Tuesday, October 30, 2007

Red Hot Chili Peppers: Pain Relief




Yes, I know this sounds like an album name, but this story has nothing to do with the music group. (Great music, though.) Imagine this: How do you treat an open knee wound during a surgery? Well, you put chemicals in there from chili peppers. No joke. Really..... (Associated Press)
How could something searing possibly soothe? Bite a hot pepper, and after the burn your tongue goes numb. The hope is that bathing surgically exposed nerves in a high enough dose will numb them for weeks, so that patients suffer less pain and require fewer narcotic painkillers as they heal.

"We wanted to exploit this numbness," is how Dr. Eske Aasvang, a pain specialist in Denmark who is testing the substance, puts it.

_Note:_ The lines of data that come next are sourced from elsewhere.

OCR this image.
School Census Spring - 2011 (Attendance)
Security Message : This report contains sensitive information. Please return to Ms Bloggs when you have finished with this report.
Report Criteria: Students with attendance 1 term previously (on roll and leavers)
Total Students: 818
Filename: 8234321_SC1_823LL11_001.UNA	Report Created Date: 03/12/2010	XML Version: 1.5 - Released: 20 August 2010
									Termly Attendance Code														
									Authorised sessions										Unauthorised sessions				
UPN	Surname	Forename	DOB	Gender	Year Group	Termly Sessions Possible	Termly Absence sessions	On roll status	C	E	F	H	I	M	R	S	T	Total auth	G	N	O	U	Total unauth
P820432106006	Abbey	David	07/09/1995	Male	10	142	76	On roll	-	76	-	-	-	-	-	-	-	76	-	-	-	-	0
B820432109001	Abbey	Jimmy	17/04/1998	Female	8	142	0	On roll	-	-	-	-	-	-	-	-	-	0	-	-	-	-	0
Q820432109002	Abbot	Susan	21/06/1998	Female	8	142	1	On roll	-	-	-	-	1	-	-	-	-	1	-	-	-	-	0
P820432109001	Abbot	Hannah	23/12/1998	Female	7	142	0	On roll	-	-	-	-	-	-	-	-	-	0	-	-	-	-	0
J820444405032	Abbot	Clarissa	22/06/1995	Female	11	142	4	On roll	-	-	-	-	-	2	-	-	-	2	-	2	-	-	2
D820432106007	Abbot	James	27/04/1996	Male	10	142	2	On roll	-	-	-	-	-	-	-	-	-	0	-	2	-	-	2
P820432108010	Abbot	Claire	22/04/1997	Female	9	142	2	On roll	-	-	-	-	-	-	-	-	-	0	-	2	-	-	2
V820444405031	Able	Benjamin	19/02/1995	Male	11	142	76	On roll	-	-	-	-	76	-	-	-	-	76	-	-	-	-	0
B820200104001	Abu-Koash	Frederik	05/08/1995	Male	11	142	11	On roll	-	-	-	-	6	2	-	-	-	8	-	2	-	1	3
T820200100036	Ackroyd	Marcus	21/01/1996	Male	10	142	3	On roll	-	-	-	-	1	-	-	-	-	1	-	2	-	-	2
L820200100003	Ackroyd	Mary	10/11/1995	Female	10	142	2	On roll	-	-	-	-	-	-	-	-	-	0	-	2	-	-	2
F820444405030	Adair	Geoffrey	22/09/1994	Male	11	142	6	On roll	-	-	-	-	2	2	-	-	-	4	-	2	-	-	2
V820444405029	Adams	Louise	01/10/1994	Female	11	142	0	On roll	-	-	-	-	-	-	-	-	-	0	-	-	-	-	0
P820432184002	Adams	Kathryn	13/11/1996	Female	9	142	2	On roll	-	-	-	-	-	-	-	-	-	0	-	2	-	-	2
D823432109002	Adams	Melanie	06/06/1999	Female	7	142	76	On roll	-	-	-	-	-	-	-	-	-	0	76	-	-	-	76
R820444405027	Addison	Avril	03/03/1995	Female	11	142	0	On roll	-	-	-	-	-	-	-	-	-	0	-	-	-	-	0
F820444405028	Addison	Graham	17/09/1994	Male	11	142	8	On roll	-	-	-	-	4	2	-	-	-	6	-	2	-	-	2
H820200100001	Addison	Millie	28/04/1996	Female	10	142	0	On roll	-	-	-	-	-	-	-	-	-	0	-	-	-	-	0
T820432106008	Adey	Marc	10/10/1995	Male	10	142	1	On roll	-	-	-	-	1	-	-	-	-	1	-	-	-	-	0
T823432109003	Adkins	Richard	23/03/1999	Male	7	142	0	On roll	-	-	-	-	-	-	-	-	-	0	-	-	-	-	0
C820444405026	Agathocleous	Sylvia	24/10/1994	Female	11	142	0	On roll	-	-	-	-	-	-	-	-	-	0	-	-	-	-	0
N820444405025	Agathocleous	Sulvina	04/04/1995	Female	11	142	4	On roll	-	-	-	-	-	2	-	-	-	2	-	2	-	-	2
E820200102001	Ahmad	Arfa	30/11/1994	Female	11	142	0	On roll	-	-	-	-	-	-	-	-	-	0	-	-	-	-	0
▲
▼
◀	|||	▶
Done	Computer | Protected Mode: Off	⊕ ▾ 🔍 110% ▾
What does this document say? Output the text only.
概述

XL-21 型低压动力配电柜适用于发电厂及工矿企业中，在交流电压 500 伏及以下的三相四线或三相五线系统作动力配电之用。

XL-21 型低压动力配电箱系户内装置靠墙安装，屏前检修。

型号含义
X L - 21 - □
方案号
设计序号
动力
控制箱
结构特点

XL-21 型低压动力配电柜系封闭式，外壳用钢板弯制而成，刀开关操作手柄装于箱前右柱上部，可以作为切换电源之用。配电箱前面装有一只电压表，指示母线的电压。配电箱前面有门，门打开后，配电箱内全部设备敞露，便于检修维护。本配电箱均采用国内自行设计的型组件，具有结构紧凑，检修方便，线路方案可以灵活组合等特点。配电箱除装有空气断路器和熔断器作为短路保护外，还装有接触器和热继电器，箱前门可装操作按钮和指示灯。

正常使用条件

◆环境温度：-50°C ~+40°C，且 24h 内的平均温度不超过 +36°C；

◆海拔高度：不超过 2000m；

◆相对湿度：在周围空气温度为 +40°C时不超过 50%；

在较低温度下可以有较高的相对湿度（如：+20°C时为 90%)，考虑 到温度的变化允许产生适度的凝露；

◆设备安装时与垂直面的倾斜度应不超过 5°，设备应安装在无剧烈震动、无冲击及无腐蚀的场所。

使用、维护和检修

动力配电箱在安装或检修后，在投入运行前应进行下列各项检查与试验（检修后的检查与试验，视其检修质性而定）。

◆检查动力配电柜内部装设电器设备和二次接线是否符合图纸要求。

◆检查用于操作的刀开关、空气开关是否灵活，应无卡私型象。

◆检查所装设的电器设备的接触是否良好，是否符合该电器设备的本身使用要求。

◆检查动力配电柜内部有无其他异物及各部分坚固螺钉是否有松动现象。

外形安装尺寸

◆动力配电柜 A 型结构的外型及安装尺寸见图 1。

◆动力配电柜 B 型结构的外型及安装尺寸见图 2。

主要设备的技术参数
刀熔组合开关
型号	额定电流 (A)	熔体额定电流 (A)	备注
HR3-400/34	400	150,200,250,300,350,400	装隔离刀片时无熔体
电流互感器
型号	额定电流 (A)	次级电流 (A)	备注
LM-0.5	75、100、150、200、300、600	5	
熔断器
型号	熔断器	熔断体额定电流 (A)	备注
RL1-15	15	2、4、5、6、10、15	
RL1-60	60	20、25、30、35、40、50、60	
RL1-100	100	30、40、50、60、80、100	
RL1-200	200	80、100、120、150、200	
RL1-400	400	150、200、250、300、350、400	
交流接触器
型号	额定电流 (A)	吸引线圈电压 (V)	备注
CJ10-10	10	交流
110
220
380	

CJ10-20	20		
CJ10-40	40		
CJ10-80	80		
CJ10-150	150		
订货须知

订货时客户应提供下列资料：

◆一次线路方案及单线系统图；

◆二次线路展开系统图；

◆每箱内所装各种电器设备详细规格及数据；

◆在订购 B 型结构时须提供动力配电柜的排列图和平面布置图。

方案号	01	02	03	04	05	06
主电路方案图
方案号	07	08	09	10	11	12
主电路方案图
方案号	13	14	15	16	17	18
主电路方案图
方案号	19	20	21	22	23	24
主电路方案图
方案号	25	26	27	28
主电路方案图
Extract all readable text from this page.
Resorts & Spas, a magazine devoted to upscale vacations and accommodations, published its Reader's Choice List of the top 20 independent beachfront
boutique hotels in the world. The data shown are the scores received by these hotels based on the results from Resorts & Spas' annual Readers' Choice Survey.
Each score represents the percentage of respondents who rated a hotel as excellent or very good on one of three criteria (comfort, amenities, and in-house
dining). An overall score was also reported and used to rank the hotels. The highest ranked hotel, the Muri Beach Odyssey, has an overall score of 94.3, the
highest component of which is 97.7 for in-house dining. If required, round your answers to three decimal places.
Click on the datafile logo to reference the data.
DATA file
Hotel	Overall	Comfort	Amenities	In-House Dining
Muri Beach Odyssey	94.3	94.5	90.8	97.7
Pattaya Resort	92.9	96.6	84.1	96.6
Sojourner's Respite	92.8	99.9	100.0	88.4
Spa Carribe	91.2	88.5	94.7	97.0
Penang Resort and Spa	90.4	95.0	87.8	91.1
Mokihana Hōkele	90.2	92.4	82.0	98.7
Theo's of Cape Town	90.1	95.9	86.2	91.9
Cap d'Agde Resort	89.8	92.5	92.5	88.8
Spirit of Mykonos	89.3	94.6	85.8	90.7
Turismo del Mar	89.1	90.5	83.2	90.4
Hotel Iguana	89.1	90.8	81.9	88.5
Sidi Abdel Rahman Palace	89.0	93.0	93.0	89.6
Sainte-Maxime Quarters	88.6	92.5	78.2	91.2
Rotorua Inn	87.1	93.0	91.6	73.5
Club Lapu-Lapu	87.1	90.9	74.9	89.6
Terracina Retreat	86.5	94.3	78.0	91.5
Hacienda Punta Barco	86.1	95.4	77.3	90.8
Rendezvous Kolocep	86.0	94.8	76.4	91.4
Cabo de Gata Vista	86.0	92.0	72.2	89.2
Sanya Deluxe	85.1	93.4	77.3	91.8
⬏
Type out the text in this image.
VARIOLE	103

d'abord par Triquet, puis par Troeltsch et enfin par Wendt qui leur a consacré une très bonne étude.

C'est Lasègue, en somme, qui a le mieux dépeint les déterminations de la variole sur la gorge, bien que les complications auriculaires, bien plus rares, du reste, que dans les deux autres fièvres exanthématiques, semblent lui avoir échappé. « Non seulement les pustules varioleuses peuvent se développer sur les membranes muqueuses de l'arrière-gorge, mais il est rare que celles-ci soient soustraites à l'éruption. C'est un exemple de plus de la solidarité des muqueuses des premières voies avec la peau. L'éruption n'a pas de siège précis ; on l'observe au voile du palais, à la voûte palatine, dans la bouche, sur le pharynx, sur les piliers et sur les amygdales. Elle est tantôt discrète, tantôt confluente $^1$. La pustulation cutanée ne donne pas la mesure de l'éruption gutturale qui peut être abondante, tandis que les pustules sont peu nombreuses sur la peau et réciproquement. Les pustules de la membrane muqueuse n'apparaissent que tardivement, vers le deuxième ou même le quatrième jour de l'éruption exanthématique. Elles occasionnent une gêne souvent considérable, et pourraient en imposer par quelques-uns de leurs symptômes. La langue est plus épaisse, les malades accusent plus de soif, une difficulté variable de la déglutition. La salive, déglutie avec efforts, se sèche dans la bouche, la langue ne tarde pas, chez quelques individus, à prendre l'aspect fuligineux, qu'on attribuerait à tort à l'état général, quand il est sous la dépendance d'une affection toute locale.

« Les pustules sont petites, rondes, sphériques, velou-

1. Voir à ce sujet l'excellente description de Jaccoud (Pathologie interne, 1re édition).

Chili peppers have been part of folk remedy for centuries, and heat-inducing capsaicin creams are a drugstore staple for aching muscles. But today the spice is hot because of research showing capsaicin targets key pain-sensing cells in a unique way.
Who knew Red Hot Chili Peppers could be so useful? How would you like to be in the research studies for this? Ok, so, what we're going to do is putting a cream on your skin and you tell us how much pain you are in before and after. How about in the operating room? I guess the key is not to spill this stuff on yourself during surgery. Yeaoww!

4 comments:

Vinny "Bond" Marini said...

very cool info Doc...thanks

Dr. Deb said...

MAkes sense to me. I bet there a whole bunch of Shamans and Native Medicine men/women who have a list of similar foods/plants.

therapydoc said...

They're very scary. I'm sorry. About a month ago FD (my family doc spouse) came in from the garden with a burn from handling them and neither of us had a clue what to do.

This is why we have Google. Milk did the job.

Terrific blog, thanks. I'll visit often.

Travis Cody said...

Can you imagine splashing that stuff in your eyes?

But I guess surgeons wear protective eye ware these days.